Maarten 't Hart
"Die Sonnenuhr oder Das geheime Leben meiner Freundin Roos "
Aus dem Niederländischen von Marianne Holberg
Arche Verlag Hamburg Zürich 2003
328 S.; 19,90 Euro

Als ihre Freundin Roos vollkommen unerwartet kurz vor ihrem dreiundvierzigsten Geburtstag an einem Sonnenstich starb, war Leonie Kuypers einzige Sorge, welches Kleid sie zur Beerdigung anziehen sollte. Man mag solche Reaktionen auf den Tod eines nahestehenden Menschen als irrational bezeichnen, doch kann man es auch als eine Art Verdrängungsmechanismus verstehen, sich in Zeiten größter seelischer Not mit eben diesen Nebensächlichkeiten zu beschäftigen. Leonie und Roos standen sich sehr nahe, ähnlich unzertrennlichen Zwillingsschwestern - Roos, der geheimnisvolle Vamp und Leonie als stilles Mauerblümchen. Ergänzt haben sie sich perfekt.

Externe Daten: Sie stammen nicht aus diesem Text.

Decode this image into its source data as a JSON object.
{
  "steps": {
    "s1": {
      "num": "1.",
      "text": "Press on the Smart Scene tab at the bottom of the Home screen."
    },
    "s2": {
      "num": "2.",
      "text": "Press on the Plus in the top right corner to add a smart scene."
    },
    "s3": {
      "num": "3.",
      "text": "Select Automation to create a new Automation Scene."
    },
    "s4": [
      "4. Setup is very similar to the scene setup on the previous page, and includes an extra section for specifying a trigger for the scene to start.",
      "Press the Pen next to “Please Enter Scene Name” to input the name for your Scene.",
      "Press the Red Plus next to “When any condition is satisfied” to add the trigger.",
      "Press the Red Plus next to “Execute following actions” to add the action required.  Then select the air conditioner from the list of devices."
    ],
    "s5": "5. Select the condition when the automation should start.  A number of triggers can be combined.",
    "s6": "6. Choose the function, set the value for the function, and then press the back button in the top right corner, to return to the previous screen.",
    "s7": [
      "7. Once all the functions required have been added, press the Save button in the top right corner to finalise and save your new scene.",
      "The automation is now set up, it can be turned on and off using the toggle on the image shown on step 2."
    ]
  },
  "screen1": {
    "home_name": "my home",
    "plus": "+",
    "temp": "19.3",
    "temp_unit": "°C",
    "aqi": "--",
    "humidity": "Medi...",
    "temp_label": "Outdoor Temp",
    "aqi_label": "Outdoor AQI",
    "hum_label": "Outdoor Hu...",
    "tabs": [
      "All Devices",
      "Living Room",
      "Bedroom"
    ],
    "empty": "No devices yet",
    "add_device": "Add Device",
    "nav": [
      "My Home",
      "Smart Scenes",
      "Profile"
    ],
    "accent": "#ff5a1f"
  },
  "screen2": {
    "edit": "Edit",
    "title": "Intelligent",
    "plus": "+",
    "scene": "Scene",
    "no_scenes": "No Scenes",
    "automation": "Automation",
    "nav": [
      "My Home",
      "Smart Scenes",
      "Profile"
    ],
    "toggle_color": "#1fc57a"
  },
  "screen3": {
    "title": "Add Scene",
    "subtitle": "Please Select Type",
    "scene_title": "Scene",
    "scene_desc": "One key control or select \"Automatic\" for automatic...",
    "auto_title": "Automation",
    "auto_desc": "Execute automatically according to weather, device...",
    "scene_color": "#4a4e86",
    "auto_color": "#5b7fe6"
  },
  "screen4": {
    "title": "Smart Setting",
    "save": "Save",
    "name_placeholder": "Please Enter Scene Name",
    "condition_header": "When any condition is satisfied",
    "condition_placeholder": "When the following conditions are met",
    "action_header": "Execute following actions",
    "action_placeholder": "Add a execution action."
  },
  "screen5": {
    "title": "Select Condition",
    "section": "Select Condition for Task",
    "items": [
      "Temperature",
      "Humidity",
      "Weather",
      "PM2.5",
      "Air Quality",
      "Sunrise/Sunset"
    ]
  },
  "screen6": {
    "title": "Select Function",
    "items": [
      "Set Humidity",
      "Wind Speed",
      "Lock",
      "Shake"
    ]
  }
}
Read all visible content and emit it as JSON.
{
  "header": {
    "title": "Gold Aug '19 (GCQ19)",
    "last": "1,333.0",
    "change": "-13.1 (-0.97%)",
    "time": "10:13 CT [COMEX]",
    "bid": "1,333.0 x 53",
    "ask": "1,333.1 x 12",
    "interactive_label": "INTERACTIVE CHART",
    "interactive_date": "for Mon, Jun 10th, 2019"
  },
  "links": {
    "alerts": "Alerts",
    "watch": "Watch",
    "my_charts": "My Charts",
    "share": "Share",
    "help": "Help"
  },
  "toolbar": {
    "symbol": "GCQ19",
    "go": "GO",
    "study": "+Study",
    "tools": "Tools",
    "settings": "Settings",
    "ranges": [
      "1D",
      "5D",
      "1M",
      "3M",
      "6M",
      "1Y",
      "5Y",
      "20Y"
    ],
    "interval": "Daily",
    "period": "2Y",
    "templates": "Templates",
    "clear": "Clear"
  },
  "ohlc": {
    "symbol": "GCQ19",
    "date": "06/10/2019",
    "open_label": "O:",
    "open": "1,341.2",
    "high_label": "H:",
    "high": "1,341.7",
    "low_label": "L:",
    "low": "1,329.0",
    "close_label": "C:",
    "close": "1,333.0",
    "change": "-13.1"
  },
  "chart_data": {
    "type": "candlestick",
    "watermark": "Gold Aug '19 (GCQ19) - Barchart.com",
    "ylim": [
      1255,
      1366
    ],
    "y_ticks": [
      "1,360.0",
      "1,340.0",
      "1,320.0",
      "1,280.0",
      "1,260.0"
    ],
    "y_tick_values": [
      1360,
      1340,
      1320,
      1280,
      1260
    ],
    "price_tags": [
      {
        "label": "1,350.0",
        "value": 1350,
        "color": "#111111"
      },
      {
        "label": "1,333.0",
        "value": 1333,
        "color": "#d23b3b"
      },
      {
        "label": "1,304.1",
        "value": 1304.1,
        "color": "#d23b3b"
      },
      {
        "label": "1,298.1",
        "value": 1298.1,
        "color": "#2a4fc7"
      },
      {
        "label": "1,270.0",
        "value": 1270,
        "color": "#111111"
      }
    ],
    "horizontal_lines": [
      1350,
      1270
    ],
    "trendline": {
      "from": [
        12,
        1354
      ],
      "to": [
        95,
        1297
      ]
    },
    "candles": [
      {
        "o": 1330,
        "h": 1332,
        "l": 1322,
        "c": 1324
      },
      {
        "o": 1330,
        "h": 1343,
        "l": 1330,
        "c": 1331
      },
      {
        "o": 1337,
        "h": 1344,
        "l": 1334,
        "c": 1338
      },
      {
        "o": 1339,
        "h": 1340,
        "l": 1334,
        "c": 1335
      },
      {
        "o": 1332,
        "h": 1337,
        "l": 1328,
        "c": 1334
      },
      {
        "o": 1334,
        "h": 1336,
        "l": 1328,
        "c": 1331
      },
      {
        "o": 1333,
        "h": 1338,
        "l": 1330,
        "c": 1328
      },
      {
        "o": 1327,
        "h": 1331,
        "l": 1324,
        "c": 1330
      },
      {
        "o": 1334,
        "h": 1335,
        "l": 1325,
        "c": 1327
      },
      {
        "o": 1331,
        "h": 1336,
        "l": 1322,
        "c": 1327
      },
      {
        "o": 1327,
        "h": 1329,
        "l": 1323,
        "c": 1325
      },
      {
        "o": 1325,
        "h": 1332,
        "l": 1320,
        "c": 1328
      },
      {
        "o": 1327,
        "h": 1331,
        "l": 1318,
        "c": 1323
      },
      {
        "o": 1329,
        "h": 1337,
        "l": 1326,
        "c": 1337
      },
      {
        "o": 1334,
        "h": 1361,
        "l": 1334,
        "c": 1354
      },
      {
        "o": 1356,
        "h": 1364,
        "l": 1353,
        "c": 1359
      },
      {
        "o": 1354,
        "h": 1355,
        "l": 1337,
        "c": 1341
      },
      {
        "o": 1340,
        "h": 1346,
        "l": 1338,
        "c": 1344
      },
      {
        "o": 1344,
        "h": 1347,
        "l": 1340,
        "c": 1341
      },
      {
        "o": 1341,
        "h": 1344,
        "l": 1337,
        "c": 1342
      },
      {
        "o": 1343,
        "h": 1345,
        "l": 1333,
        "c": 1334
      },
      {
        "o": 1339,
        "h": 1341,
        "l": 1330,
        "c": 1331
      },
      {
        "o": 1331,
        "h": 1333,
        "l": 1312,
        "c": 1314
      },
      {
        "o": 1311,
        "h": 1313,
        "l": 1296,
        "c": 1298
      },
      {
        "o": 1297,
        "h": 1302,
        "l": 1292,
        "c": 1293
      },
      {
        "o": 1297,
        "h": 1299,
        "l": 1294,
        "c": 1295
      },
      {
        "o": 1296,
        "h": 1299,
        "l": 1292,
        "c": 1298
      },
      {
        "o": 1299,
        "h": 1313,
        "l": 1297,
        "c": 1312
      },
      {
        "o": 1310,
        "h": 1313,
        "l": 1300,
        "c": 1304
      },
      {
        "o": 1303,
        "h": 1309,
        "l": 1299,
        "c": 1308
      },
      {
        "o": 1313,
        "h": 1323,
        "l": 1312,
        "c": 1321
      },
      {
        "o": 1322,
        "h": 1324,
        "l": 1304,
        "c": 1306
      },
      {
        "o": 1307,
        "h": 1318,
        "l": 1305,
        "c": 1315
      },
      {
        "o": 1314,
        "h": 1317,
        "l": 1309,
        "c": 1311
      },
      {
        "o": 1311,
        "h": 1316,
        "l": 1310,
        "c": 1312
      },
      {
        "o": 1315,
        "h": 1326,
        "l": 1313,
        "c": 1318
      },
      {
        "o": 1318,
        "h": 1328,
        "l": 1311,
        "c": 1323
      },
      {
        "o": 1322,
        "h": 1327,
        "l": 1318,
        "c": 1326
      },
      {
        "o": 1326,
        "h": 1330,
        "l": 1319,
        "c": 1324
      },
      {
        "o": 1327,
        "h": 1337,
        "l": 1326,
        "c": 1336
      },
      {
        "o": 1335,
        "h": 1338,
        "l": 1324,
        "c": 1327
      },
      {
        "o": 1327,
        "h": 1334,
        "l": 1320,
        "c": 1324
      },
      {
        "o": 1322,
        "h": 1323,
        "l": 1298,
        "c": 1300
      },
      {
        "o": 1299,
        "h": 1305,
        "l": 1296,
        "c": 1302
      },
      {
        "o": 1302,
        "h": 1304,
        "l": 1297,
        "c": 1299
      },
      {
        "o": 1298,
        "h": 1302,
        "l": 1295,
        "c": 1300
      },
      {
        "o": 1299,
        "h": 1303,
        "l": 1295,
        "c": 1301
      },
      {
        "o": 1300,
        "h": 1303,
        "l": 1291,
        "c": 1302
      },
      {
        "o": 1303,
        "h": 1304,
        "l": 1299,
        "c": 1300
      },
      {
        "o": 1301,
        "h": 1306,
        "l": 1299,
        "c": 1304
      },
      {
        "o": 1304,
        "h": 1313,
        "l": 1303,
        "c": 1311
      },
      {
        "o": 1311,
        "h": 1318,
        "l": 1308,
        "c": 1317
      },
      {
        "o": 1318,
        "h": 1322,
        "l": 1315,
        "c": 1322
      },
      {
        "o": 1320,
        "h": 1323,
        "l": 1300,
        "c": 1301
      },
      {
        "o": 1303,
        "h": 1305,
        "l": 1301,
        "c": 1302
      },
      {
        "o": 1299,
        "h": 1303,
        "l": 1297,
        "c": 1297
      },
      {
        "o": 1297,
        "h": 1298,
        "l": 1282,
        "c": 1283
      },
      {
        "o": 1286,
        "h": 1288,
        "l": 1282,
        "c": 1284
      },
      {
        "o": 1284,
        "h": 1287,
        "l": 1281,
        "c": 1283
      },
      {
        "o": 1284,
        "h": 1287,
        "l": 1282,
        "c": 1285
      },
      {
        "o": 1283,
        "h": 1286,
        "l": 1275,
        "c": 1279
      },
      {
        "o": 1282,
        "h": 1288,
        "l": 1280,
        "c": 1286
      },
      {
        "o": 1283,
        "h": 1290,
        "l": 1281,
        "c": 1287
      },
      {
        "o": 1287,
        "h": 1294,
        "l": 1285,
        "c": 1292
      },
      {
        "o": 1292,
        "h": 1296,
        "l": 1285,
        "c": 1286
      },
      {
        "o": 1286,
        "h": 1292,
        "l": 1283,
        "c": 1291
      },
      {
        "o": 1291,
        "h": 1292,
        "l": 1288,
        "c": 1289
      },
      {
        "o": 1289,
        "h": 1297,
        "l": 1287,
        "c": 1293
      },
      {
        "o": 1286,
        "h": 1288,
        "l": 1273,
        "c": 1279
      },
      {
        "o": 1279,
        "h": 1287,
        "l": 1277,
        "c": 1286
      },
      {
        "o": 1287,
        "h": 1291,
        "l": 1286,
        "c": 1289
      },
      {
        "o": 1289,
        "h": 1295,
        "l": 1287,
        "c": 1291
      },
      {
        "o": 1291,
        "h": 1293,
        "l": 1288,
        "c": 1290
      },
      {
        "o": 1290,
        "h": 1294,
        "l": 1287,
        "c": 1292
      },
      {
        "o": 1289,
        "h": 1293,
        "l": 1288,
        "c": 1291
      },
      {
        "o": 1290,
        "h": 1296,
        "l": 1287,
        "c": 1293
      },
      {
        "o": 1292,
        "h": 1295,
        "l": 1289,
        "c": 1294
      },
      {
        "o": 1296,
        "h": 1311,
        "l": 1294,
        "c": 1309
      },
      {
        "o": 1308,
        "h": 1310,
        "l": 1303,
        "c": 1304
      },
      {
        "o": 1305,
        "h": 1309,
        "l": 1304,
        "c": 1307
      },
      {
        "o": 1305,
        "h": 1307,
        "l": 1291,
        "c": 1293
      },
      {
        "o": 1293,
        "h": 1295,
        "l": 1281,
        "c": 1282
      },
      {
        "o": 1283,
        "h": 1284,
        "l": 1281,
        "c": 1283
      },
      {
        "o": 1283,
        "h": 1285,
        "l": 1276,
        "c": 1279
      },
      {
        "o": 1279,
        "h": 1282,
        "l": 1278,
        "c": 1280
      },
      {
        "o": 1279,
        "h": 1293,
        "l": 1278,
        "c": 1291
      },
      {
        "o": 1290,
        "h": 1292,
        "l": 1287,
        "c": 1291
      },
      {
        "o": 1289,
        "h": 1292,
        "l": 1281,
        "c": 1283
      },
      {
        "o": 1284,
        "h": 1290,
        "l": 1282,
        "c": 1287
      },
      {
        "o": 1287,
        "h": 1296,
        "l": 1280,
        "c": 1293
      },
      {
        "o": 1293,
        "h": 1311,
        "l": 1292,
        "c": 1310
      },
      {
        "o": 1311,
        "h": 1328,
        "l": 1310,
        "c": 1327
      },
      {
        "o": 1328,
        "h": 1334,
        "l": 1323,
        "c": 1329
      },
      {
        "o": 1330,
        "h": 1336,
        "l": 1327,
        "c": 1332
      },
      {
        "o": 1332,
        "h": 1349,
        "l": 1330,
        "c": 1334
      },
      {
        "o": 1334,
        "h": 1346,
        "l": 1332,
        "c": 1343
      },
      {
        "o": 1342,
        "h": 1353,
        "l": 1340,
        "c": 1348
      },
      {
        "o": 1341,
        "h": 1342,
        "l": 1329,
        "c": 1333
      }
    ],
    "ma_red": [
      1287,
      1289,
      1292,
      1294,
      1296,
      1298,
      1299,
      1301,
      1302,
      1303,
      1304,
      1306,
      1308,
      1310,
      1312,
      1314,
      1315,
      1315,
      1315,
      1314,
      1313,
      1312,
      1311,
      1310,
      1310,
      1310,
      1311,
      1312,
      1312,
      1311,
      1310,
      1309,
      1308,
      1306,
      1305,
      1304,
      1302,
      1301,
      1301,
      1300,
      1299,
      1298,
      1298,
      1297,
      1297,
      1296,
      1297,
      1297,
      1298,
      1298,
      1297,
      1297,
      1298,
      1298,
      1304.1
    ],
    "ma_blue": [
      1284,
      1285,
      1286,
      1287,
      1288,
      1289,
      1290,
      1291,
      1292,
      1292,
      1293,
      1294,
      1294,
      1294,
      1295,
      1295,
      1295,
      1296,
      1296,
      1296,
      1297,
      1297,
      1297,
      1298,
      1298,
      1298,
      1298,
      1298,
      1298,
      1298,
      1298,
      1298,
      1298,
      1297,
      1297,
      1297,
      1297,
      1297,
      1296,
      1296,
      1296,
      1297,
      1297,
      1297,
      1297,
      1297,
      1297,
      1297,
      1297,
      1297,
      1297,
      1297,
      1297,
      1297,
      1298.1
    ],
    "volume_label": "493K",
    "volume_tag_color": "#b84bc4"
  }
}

Als Leonie vom Notar ihrer verstorbenen Freundin erfuhr, dass sie zur Alleinerbin unter der Bedingung ernannt wurde, sich um die drei Katzen Tijg, Ober und Lellebel zu kümmern und sie zu diesem Zweck in das Eigentumsappartement einziehen sollte, nährten sich in Leonie Zweifel, wo Roos all das viele Geld her hatte, um sich diesen Luxus leisten zu können. Hat sie vielleicht mit Drogen gedealt oder sich sogar gegen Bares an Männer verkauft? Soviel stand für Leonie jedenfalls fest, dass es sich bei dem angeblichen Sonnenstich um keinen Unfall handeln konnte. Doch würde ein Mord, wie auch immer motiviert, schwer nachzuweisen sein.
Es dauerte nicht lange, bis sich Personen aus Roos Lebensumfeld einfanden, die ebenfalls nicht an einen Unfall glauben wollten. So zum Beispiel Freek, der mit ihr regelmäßig in einem dubiosen Club verkehrte oder der alte Mastenbroek, ein Spanner, der Roos seit Jahren heimlich bei ihren Sonnenbädern am Strand gefilmt hatte. Und wieso reagierten alle so gereizt, wenn sie versuchte, sich wie Roos zu geben? Deren Notar meinte, dass es für die Katzen nur gut sein kann, wenn sie sich wie ihre Freundin schminkte und kleidete. Sie würden sie dann weniger vermissen. Den Katzen schien das Verkleidungszeremoniell jedoch egal zu sein, vielmehr sorgte sie bei ehemaligen Kollegen für Verwirrung. Doch weshalb reagierten diese so gereizt?
Nach "Das Wüten der ganzen Welt" begibt sich Maarten 't Hart wieder in die Welt des Kriminalromans, jedoch nicht mit den Augen eines Kindes betrachtet, sondern aus der Sicht einer Frau geschrieben. Kein gewiefter Kommissar ermittelt hier in einem möglichen Mordfall, sondern Leonie Kuyper, vom Beruf Übersetzerin und Aushilfslehrerin für Französisch. Entgegen aller Vorurteile, die man gegen solchen Rollentausch hegen kann, beeindruckt es um so mehr, wie lebendig und kenntnisreich der Autor die Welt mit der Augen einer Frau betrachten kann.
Wie in seinen früheren Büchern gelingt es dem Autor vortrefflich, den Leser wieder mit in eine Welt hineinzunehmen, in der aller äußerer Schein trügt und sich hinter den Masken der Menschen Abgründe auftun. Es ist dieser typische "'t Hart-Sound", der seine Romane, und vor allem "Die Sonnenuhr" unverwechselbar macht, diese Mischung aus ironischer Betrachtungsweise und melancholischen Anklängen gepaart mit einer Vielzahl von Sentenzen aus Literatur und Musik.
Wer die anderen Bücher des Autors mochte, wird auch seinem aktuellen Roman gewiss einen Ehrenplatz im Büchereregal zukommen lassen.